Business Model
The members of Clamp all share a single workplace and as such do not need to arrange specific meetings. Nanase Ohkawa acts as the group's spokesperson, producer-director, and storyboarder. Mokona is the chief character designer, while Igarashi and Nekoi work for the background; however, the three often shuffle their roles. Sometimes, they may split the work of the characters and backgrounds or have one person draw all the art depending on the story. The three artists try to stay as "close as possible" to Ohkawa's original designs. Ohkawa advises the artists on what colors to use. Although Ohkawa chooses which projects they decide to decline or accept, Satsuki Igarashi decides on the actual time and order the group works on each project, creating the schedules for time allotted to each individual work. They do not have any assistants stating that assistants would slow them down as the assistants would not understand the "years worth of jargon" they created among themselves.

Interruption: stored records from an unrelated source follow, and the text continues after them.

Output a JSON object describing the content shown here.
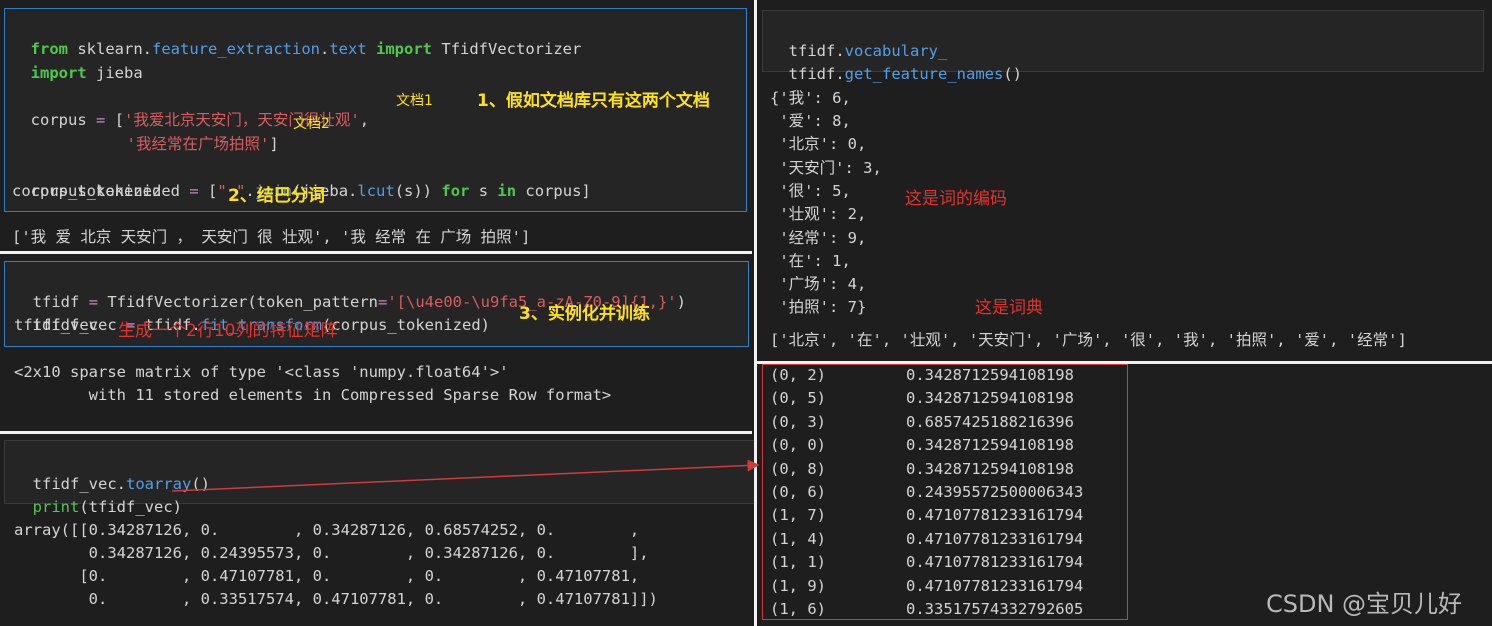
{
  "left": {
    "cell1": {
      "l1": {
        "kw_from": "from",
        "mod": "sklearn",
        "dot1": ".",
        "feat": "feature_extraction",
        "dot2": ".",
        "text": "text",
        "kw_import": "import",
        "cls": "TfidfVectorizer"
      },
      "l2": {
        "kw_import": "import",
        "mod": "jieba"
      },
      "l3": {
        "var": "corpus",
        "eq": "=",
        "pre": "[",
        "s1": "'我爱北京天安门，天安门很壮观'",
        "comma": ","
      },
      "l4": {
        "s2": "'我经常在广场拍照'",
        "close": "]"
      },
      "l5": {
        "var": "corpus_tokenized",
        "eq": "=",
        "pre": "[",
        "s3": "\" \"",
        "dot": ".",
        "join": "join",
        "arg": "(jieba.",
        "lcut": "lcut",
        "rest": "(s))",
        "kw_for": "for",
        "s": "s",
        "kw_in": "in",
        "tail": "corpus]"
      },
      "l6": "corpus_tokenized",
      "ann_doc1": "文档1",
      "ann_doc2": "文档2",
      "note1": "1、假如文档库只有这两个文档",
      "note2": "2、结巴分词"
    },
    "out1": "['我 爱 北京 天安门 ， 天安门 很 壮观', '我 经常 在 广场 拍照']",
    "cell2": {
      "l1": {
        "var": "tfidf",
        "eq": "=",
        "cls": "TfidfVectorizer(token_pattern",
        "eq2": "=",
        "str": "'[\\u4e00-\\u9fa5_a-zA-Z0-9]{1,}'",
        "close": ")"
      },
      "l2": {
        "var": "tfidf_vec",
        "eq": "=",
        "obj": "tfidf.",
        "fn": "fit_transform",
        "args": "(corpus_tokenized)"
      },
      "l3": "tfidf_vec",
      "note3": "3、实例化并训练",
      "note_red": "生成一个2行10列的特征矩阵"
    },
    "out2": {
      "l1": "<2x10 sparse matrix of type '<class 'numpy.float64'>'",
      "l2": "        with 11 stored elements in Compressed Sparse Row format>"
    },
    "cell3": {
      "l1": {
        "obj": "tfidf_vec.",
        "fn": "toarray",
        "args": "()"
      },
      "l2": {
        "fn": "print",
        "args": "(tfidf_vec)"
      }
    },
    "out3": [
      "array([[0.34287126, 0.        , 0.34287126, 0.68574252, 0.        ,",
      "        0.34287126, 0.24395573, 0.        , 0.34287126, 0.        ],",
      "       [0.        , 0.47107781, 0.        , 0.        , 0.47107781,",
      "        0.        , 0.33517574, 0.47107781, 0.        , 0.47107781]])"
    ]
  },
  "right": {
    "cell": {
      "l1": {
        "obj": "tfidf.",
        "attr": "vocabulary_"
      },
      "l2": {
        "obj": "tfidf.",
        "fn": "get_feature_names",
        "args": "()"
      }
    },
    "vocab": [
      "{'我': 6,",
      " '爱': 8,",
      " '北京': 0,",
      " '天安门': 3,",
      " '很': 5,",
      " '壮观': 2,",
      " '经常': 9,",
      " '在': 1,",
      " '广场': 4,",
      " '拍照': 7}"
    ],
    "note_code": "这是词的编码",
    "note_dict": "这是词典",
    "features": "['北京', '在', '壮观', '天安门', '广场', '很', '我', '拍照', '爱', '经常']",
    "sparse": [
      {
        "idx": "(0, 2)",
        "val": "0.3428712594108198"
      },
      {
        "idx": "(0, 5)",
        "val": "0.3428712594108198"
      },
      {
        "idx": "(0, 3)",
        "val": "0.6857425188216396"
      },
      {
        "idx": "(0, 0)",
        "val": "0.3428712594108198"
      },
      {
        "idx": "(0, 8)",
        "val": "0.3428712594108198"
      },
      {
        "idx": "(0, 6)",
        "val": "0.24395572500006343"
      },
      {
        "idx": "(1, 7)",
        "val": "0.47107781233161794"
      },
      {
        "idx": "(1, 4)",
        "val": "0.47107781233161794"
      },
      {
        "idx": "(1, 1)",
        "val": "0.47107781233161794"
      },
      {
        "idx": "(1, 9)",
        "val": "0.47107781233161794"
      },
      {
        "idx": "(1, 6)",
        "val": "0.33517574332792605"
      }
    ]
  },
  "watermark": "CSDN @宝贝儿好",
  "colors": {
    "keyword": "#4ec94e",
    "function": "#4fa0e8",
    "string": "#d95d5d",
    "operator": "#c586c0",
    "note_yellow": "#ffe11a",
    "note_red": "#e2342d",
    "cell_border": "#2f7fc6"
  }
}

Once Ohkawa has conceived a story, the four members of the group gather "to discuss the purpose of the story and its main characters." After the group become familiar with the story, Ohkawa drafts an outline for the story during which time, she determines the story setting. The ending for each story is predetermined. Ohkawa designs many of the characters early in the story's development; frequently appearing guest characters are designed from the beginning whereas minor characters are designed early on. As Ohkawa drafts the outline, the other three members formulate character designs by creating character profile sheets so as to avoid confusion. After drawing a sample story and sketch for their editor and receiving approval, Ohkawa assigns the roles to each group member and then chooses the visual styles depending on factors such as the complexity of the story, the chosen art style, and its relationship to the group's other works. Ohkawa provides a rough draft for each chapter detailing things such as dialogue, panel size, props, movement, and character's emotions.
On average for each chapter that they produce (for Clamp, an average of 20 pages of artwork in a magazine), storyboarding takes twelve hours, the script takes eight hours to write, and the artwork depends on the story. For example, a chapter of xxxHolic takes two days whereas a chapter of X took four to five days.